À Bruxelles, la guerre des trottinettes partagées s’intensifie entre régulation, sécurité et espace public

Autrefois symbole de mobilité urbaine moderne et écologique, la trottinette électrique en libre-service est désormais au cœur d’un conflit urbain majeur à Bruxelles. Depuis l’essor fulgurant de ces engins en 2018, la capitale belge fait face à une saturation de l’espace public, une explosion des incivilités, et une lutte ouverte entre les opérateurs pour conserver leur place.

Alors que la municipalité serre la vis, le combat fait rage entre les usagers, les autorités, les riverains et les entreprises du secteur.


🛴 Une croissance incontrôlée… devenue gênante

Bruxelles a vu passer jusqu’à 23 000 trottinettes en libre-service en 2023, proposées par une dizaine d’opérateurs. Une offre pléthorique qui a transformé les rues… mais pas toujours en bien.

Les trottinettes mal garées, les accidents en hausse, et le non-respect fréquent du code de la route ont déclenché une fronde chez les habitants. Les plaintes se multiplient contre ces engins jugés dangereux, encombrants et peu respectueux de l’espace commun.


🏛️ Les autorités bruxelloises ripostent

Face à cette situation, la Région de Bruxelles-Capitale a décidé d’agir. Depuis 2024, la Ville a instauré :

  • Un plafond de 8 000 trottinettes autorisées,
  • Une sélection stricte d’opérateurs : seuls Lime et Dott ont conservé leur licence,
  • Des zones de stationnement obligatoires, sous peine d’amende,
  • Et un cadastre numérique des infractions pour suivre les comportements problématiques.

Objectif : reprendre le contrôle de l’espace public, limiter le désordre urbain et renforcer la sécurité routière.


🚨 Sécurité en question

Les hôpitaux bruxellois ont signalé une hausse continue des accidents de trottinettes, souvent dus à :

  • Des excès de vitesse (jusqu’à 30 km/h),
  • Le non-port du casque,
  • Une circulation sur les trottoirs,
  • Ou des comportements à risque, notamment chez les jeunes et les touristes.

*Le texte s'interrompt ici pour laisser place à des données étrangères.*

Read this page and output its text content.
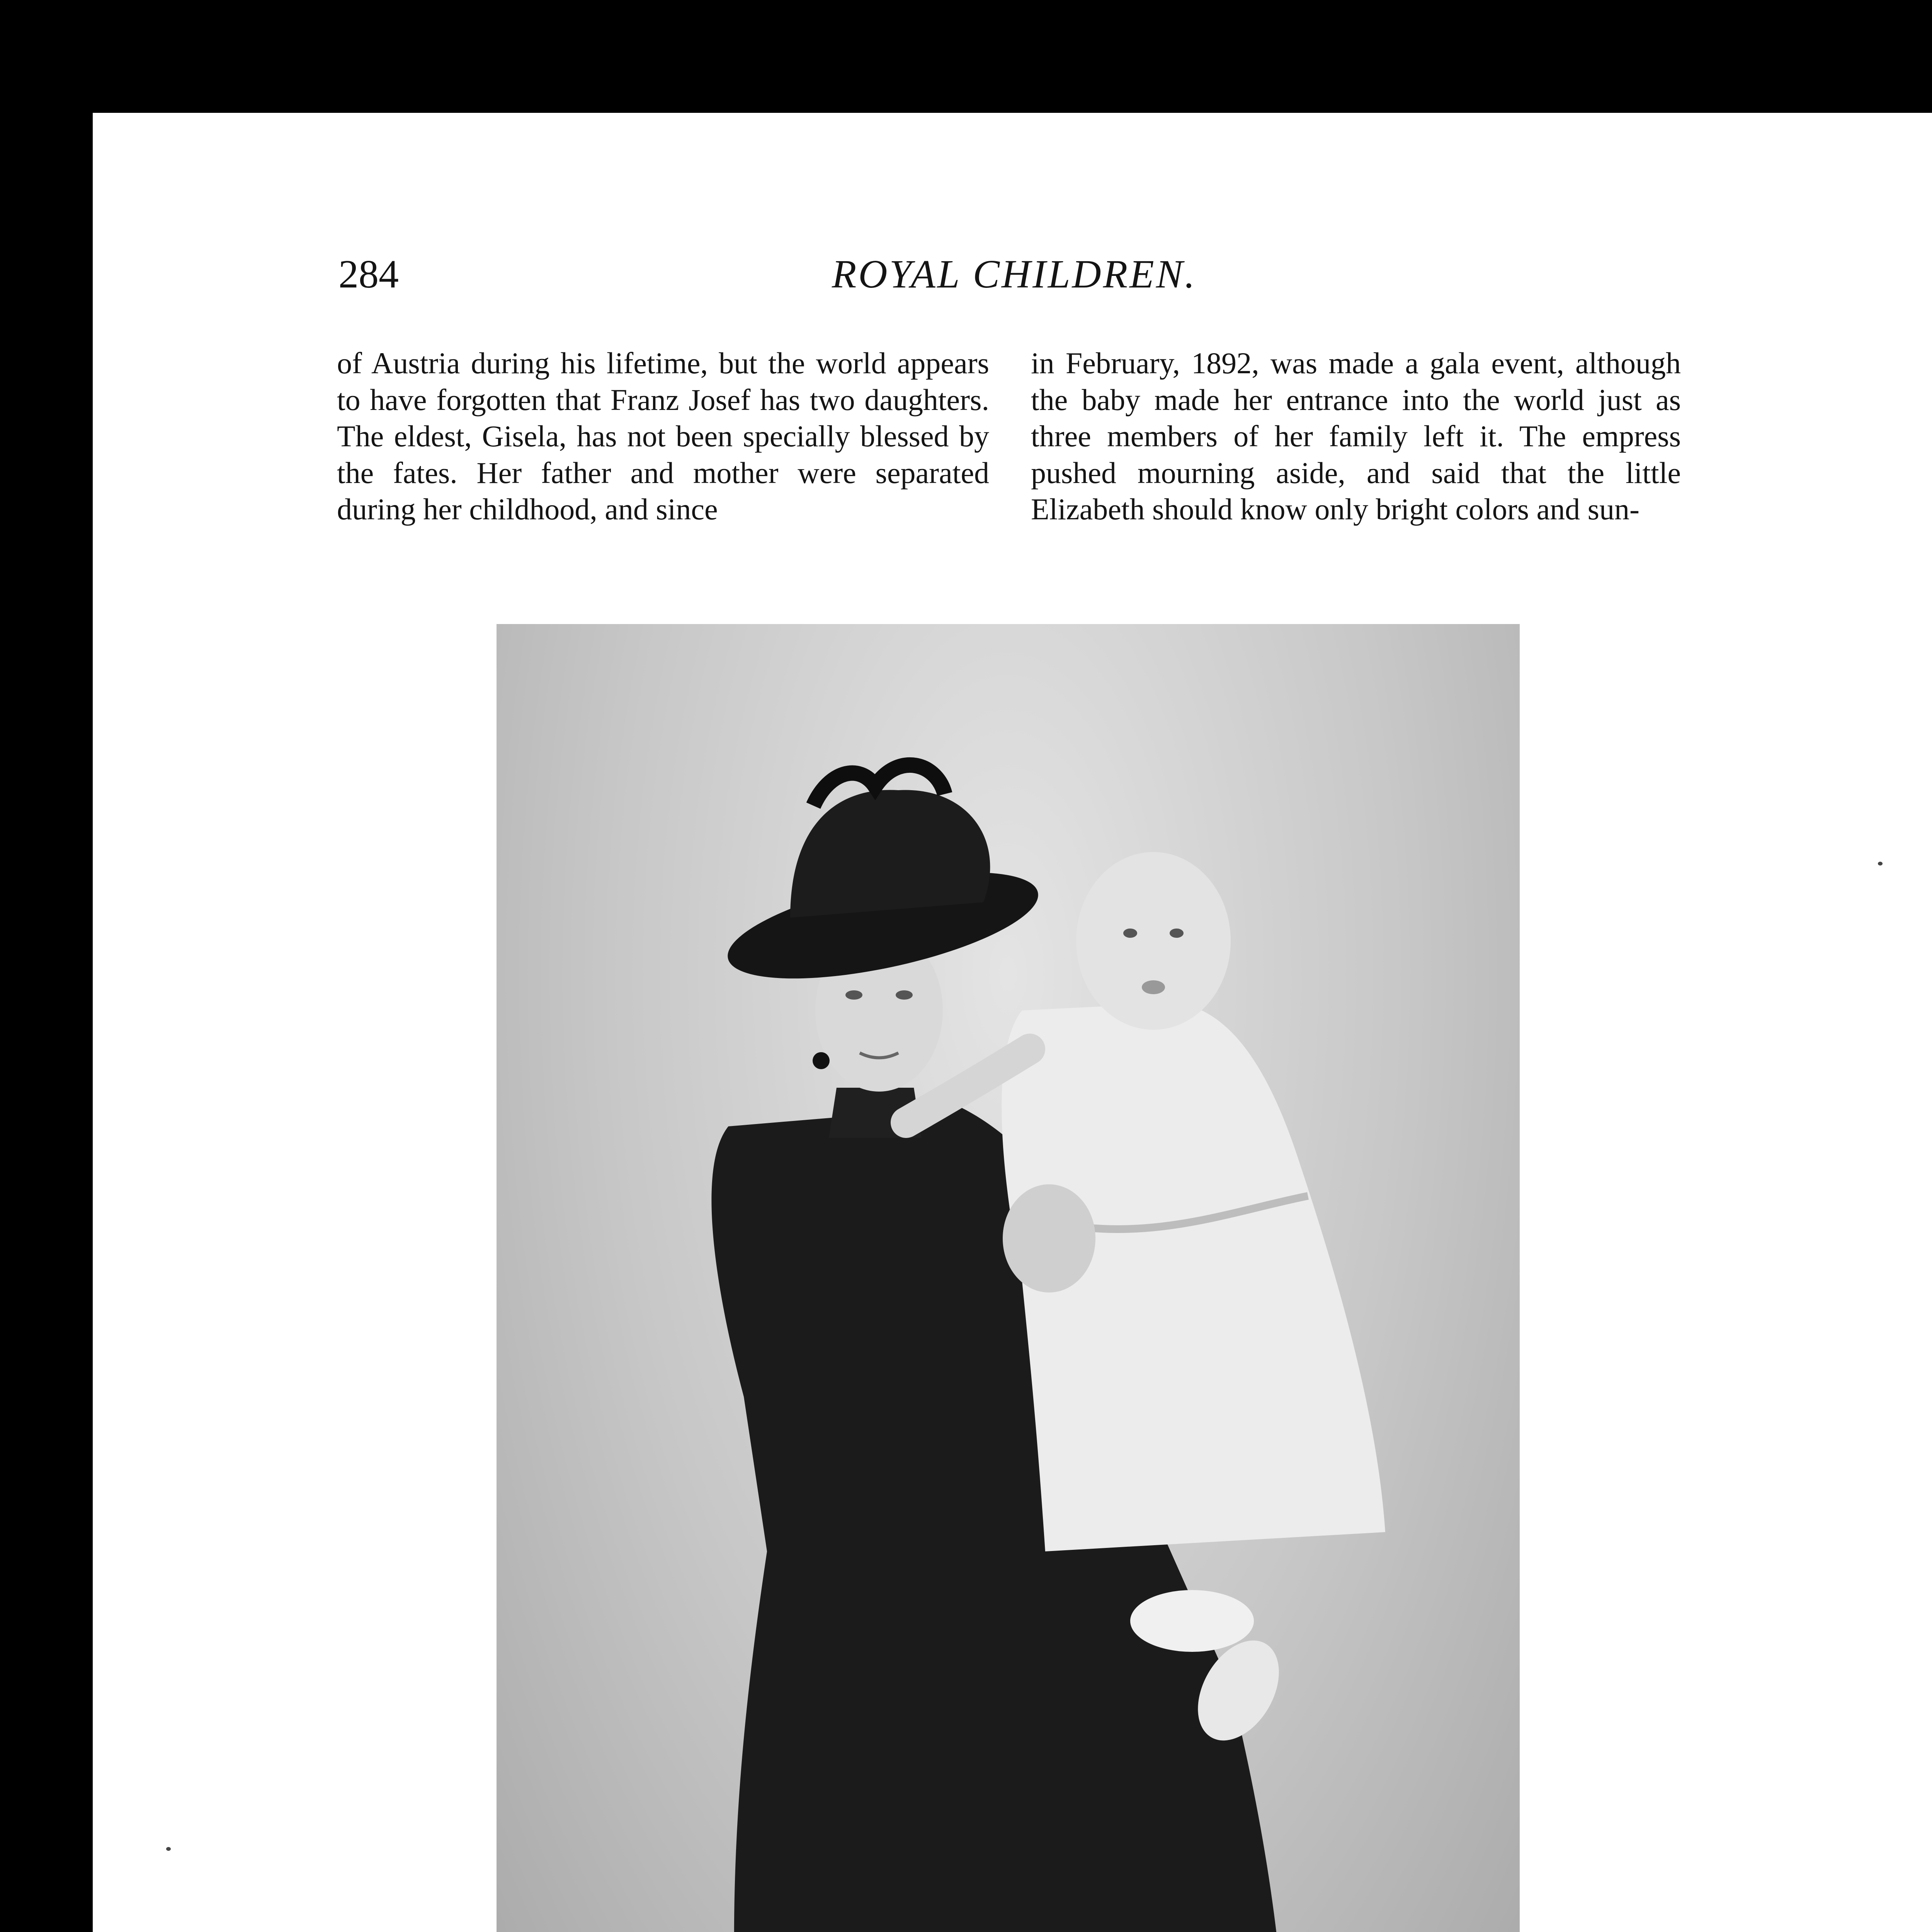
284	ROYAL CHILDREN.

of Austria during his lifetime, but the world appears to have forgotten that Franz Josef has two daughters. The eldest, Gisela, has not been specially blessed by the fates. Her father and mother were separated during her childhood, and since

in February, 1892, was made a gala event, although the baby made her entrance into the world just as three members of her family left it. The empress pushed mourning aside, and said that the little Elizabeth should know only bright colors and sun-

L’absence d’obligations claires en matière de formation ou d’assurance alimente les critiques, tandis que les professionnels de santé appellent à une réglementation plus stricte au niveau fédéral.


⚔️ Concurrence féroce entre opérateurs

Derrière la question de l’espace public se cache aussi une guerre économique. Avec la baisse du nombre d’opérateurs autorisés, les entreprises évincées comme Tier, Bolt ou Voi dénoncent une sélection opaque et un marché bridé.

Lime et Dott, les deux élus, investissent désormais massivement dans :

  • Des flottes plus modernes (géolocalisées, bridées par zone),
  • Des partenariats avec la ville,
  • Et des campagnes de sensibilisation à la sécurité.

Mais la pression reste forte : l’autorisation actuelle court jusqu’en 2026, et les conditions pourraient encore se durcir.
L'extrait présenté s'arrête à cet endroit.